[Surrogate's Blog]
A day without surrogate, is like any other day, except... without surrogate.Lazy, thoughtful, Labor Day
2007-09-05
Good morning Boys and Girls.I'd planned on writing a post over the weekend teasing friend Kurt Maddox. I even gave him a heads up on the idea and he was a good enough sport about it to encourage me, saying he'd get a kick out of it.
I'd planned to start out by saying to him that I considered it a fact that in this world, no matter what, two and two are four. It's a given.
Rather than accepting my premise, he'd argue the point. In response to this assertion he'd write a overlong meandering reply taking issue with my statement citing everyone from Milton Friedman, Dr. Phil and, of course, Ayn Rand - complaining that as an objectivist, he's seen little proof of my contention being so other than that which he'd been taught by people with an ax to grind on the subject, but, that it was perfectly okay for two intelligent people to have divergent views on the subject, which, in turn, would drive me apoplectic with frustration.
Alas, once I got started, it wasn't turning out as funny as I'd hoped, perhaps because my mind was on other things.
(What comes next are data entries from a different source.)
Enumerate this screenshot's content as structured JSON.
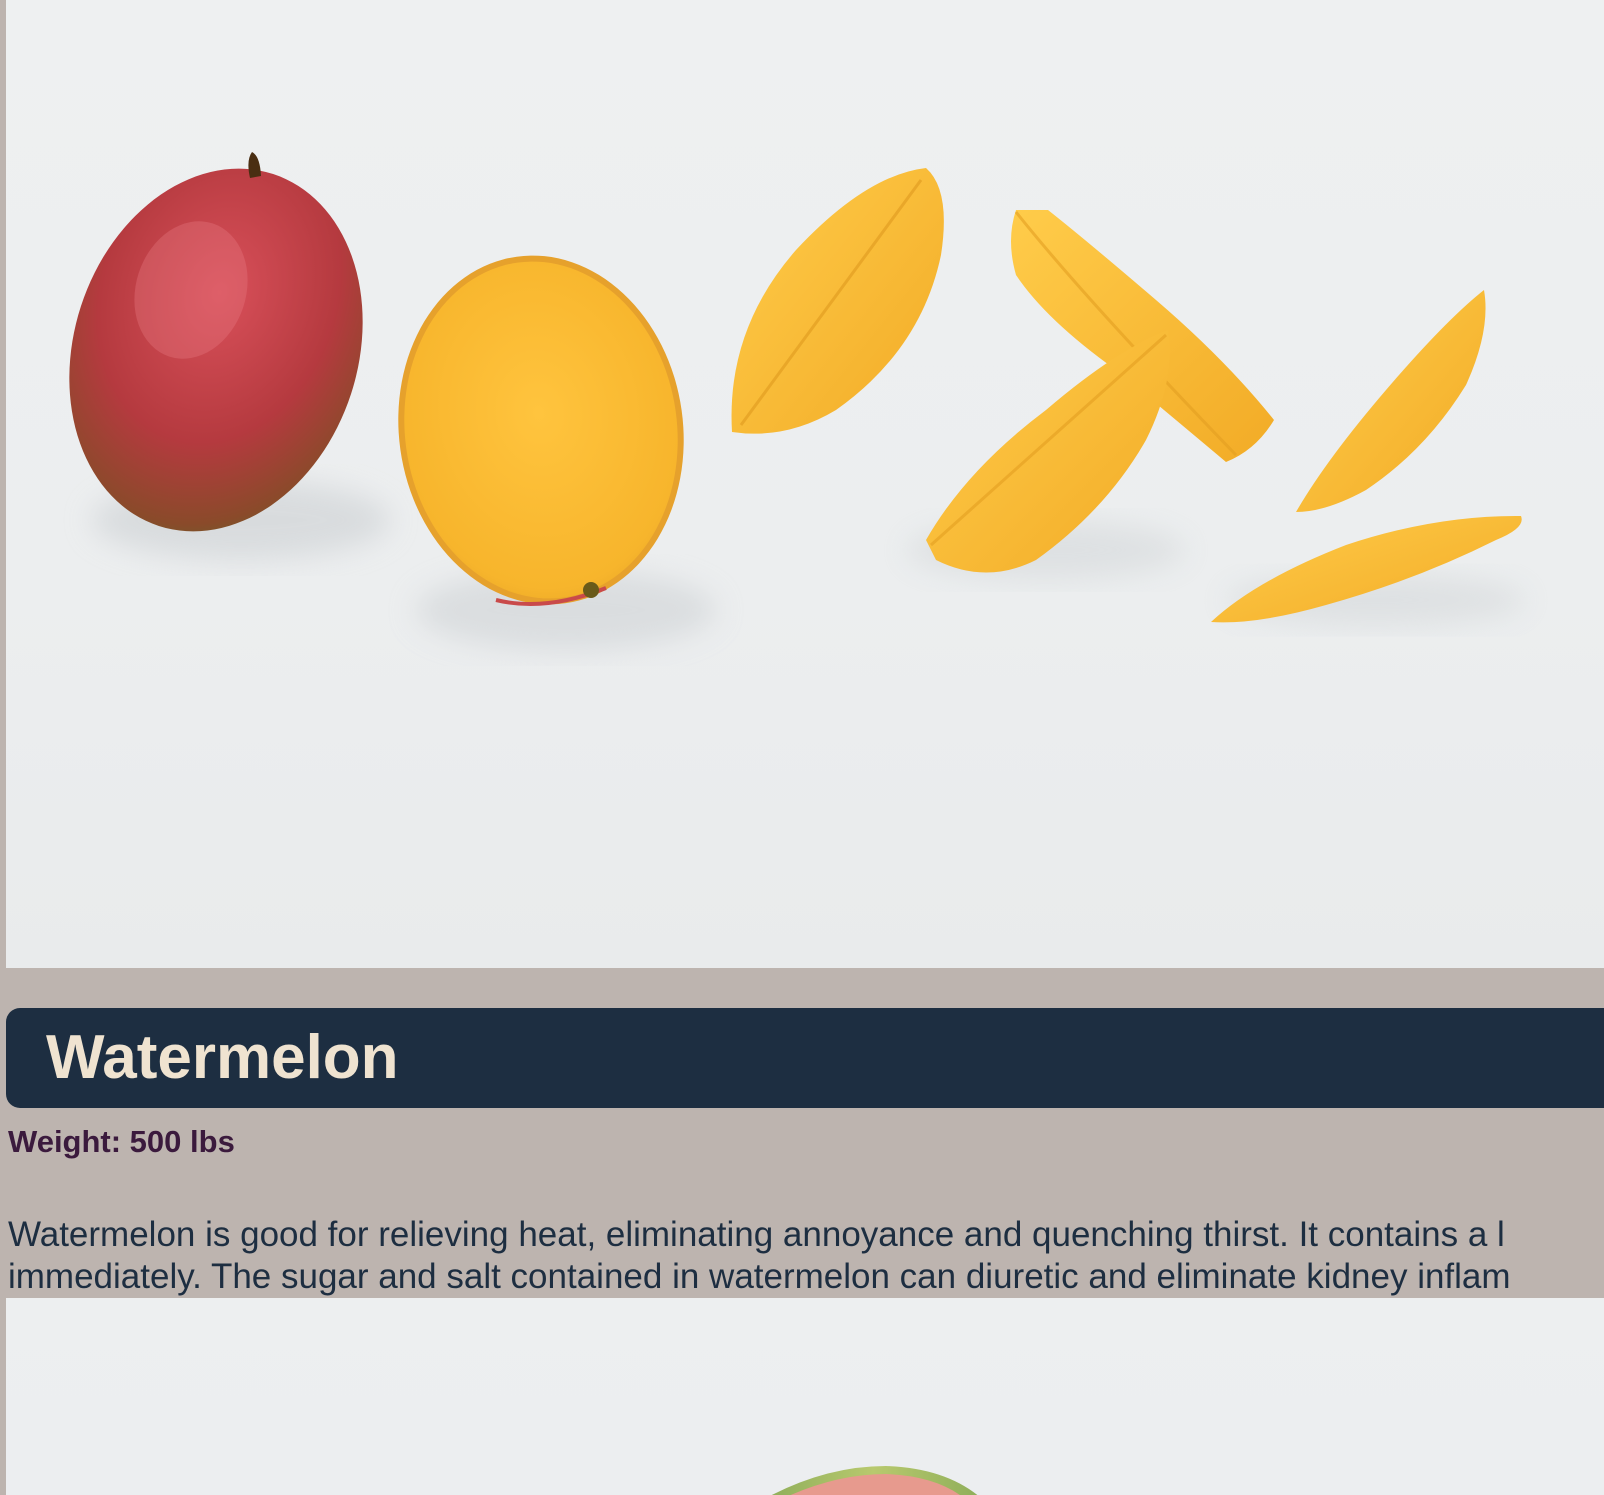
{
  "product": {
    "title": "Watermelon",
    "weight": "Weight: 500 lbs",
    "description_lines": [
      "Watermelon is good for relieving heat, eliminating annoyance and quenching thirst. It contains a l",
      "immediately. The sugar and salt contained in watermelon can diuretic and eliminate kidney inflam"
    ]
  },
  "images": {
    "top": "mango-photo",
    "bottom": "watermelon-photo"
  },
  "colors": {
    "page_background": "#bdb4af",
    "title_bar": "#1d2e41",
    "title_text": "#efe3d0",
    "weight_text": "#3b1a3d",
    "description_text": "#1d2e41"
  }
}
In the end, I concluded the only people who'd like it would be me and hopefully Kurt.
Another time.
I went away Monday for the day and gave myself some time to think. I'm really hoping my next book is a goody; a "worthy" book. I've been working out the story line in my head for months and I'm really looking forward to starting on it in earnest when the weather turns cold. I want to have the story so firmly ingrained in my brain by then that writing it becomes an exercise in retelling a story. I want to have so thoroughly thought through how my characters have been affected by what transpires along the way that it has become a vivid memory I can retell with empathy and warmth, and even though it will be entirely fictional, I want it to move the people who bother reading it.
Not asking for much am I?
I just want to get better.
I know I'm good at what I do for a living, even though I don't have all that much talent. Like so much in life, for me it's just been a matter of doing it over and over and over, and paying attention to what I've discovered along the way. Maybe that's how it is with writing too.
So I stopped by the house upon returning yesterday morning and flipped on the TV while I was changing my clothes to go to work. The last ten minutes of "Field of Dreams," was on. Ray was just refusing to sign over the farm for the last time, and he and his brother-in-law were arguing. When his daughter fell off the bleachers and Moonlight Graham - "Doc" - makes the choice to cross that foul line to help that little girl, I welled up. Not, this time, because of the story - hell, I know it so well I can speak most of the lines in that part of the movie along with the characters - but because I desperately want to write something that powerful and beautiful myself, even if it's just one page among hundreds, or thousands. Even, in fact, if it's the last thing I ever do.
Be good to everyone.
Bishop\'s Fantasy? (2007-09-05)
It's obvious from what you've written here that you know how to put words on a page - words that convey what you're feeling. Good luck with that book!